Menghitung nilai prediksi langkah demi langkah
12. Menghitung nilai prediksi langkah demi langkah
(1) Pertama, gunakan 1000 pasien (N) untuk mengatur tabel 2 × 2
menggunakan perkiraan baru prevalensi klinis diare bakteri 0,02 atau
20 dari 1000.
(2) Selanjutnya, kalikan angka sakit (S) dengan sensitivitas 0,85 x 20 = 17
(Nilai PB) dan angka tidak sakit (T) dengan spesifisitas 0,88 X 980 =
862 (nilai NB).

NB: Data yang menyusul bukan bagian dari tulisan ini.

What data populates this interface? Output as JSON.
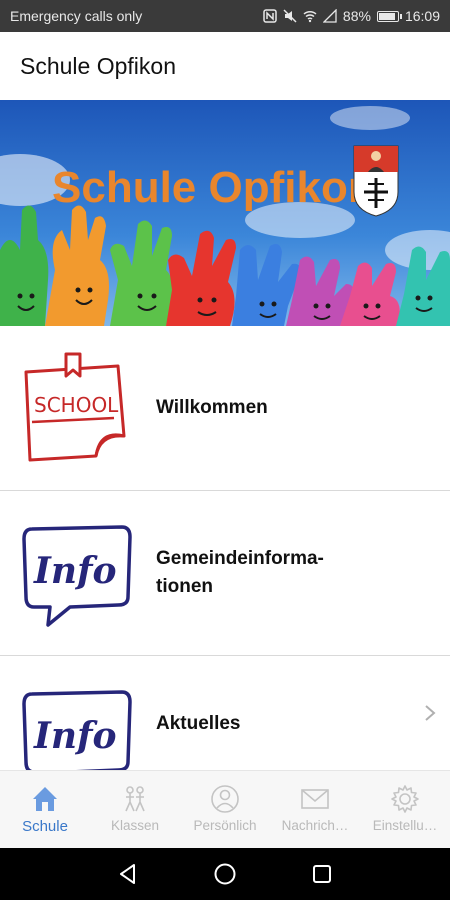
{
  "status_bar": {
    "carrier_text": "Emergency calls only",
    "battery": "88%",
    "time": "16:09"
  },
  "header": {
    "title": "Schule Opfikon"
  },
  "banner": {
    "text": "Schule Opfikon"
  },
  "menu": {
    "items": [
      {
        "label": "Willkommen",
        "icon": "school-note-icon",
        "icon_text": "SCHOOL"
      },
      {
        "label": "Gemeindeinforma-\ntionen",
        "icon": "info-bubble-icon",
        "icon_text": "Info"
      },
      {
        "label": "Aktuelles",
        "icon": "info-bubble-icon",
        "icon_text": "Info"
      }
    ]
  },
  "bottom_nav": {
    "items": [
      {
        "label": "Schule",
        "icon": "home-icon",
        "active": true
      },
      {
        "label": "Klassen",
        "icon": "children-icon",
        "active": false
      },
      {
        "label": "Persönlich",
        "icon": "person-icon",
        "active": false
      },
      {
        "label": "Nachrich…",
        "icon": "envelope-icon",
        "active": false
      },
      {
        "label": "Einstellu…",
        "icon": "gear-icon",
        "active": false
      }
    ]
  },
  "colors": {
    "status_bar_bg": "#3a3a3a",
    "active_tab": "#3a78c9",
    "inactive_tab": "#b9b9b9",
    "banner_text": "#e9862d",
    "school_red": "#c62828",
    "info_blue": "#26267a"
  }
}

Bulatkan decimal).
(3) Isi kotak PF= 980-862= 118 dan kotak NF = 20 – 17 = 3.
(4) Hitung NR+, NR-, NAF, dan NKF:
Nilai Ramal positif (NR+) = PB / (PB + PF) = 17 / 135 = 0,13(13%)
Nilai Ramal negatif (NR-) = NB / (NB + NF) = 862 / 865 = 0,996
Nilai Alaram Palsu (NAF) = (1 – NR+) = 0,87
Nilai Kepastian Palsu (NKF) = ( 1 – NR-) = 0,004
13. (5) Menafsirkan hasil dan memutuskan bagaimana menggunakannya.
• Dibandingkan populasi asli dengan prevalensi 17,3%, kita dapat melihat
bahwa NR+ turun secara signifikan ketika prevalensi menurun.
• Ini adalah aturan utama hubungan antara NR+ dan prevalensi.
Menghitung nilai prediksi langkah demi langkah
Gambar 2.
14. • Niai Ramal + (NR+) sebesar 13% berarti bahwa sebagian besar hal
positif bukanlah hal yang benar-benar positif tetapi, pada
kenyataannya, hal tersebut adalah anak yang tidak mengalami diare
bakteri.
• Untuk setiap tujuh (7) anak yang dirawat dengan antibiotik mengira
mereka mengalami diare bakteri, hanya satu (0,13 X 7= 0,91) yang
benar-benar membutuhkannya.
• Yang lain tidak mendapat manfaat dari pengobatan antibakteri apa
pun.
• Klinisi harus memutuskan apakah lebih baik merawat enam anak
tanpa diare bakteri untuk mengobati orang yang memiliki kelainan,
untuk tidak mengobati siapa pun dengan antibiotik, atau untuk
memesan tes lain untuk lebih menghilangkan positif palsu.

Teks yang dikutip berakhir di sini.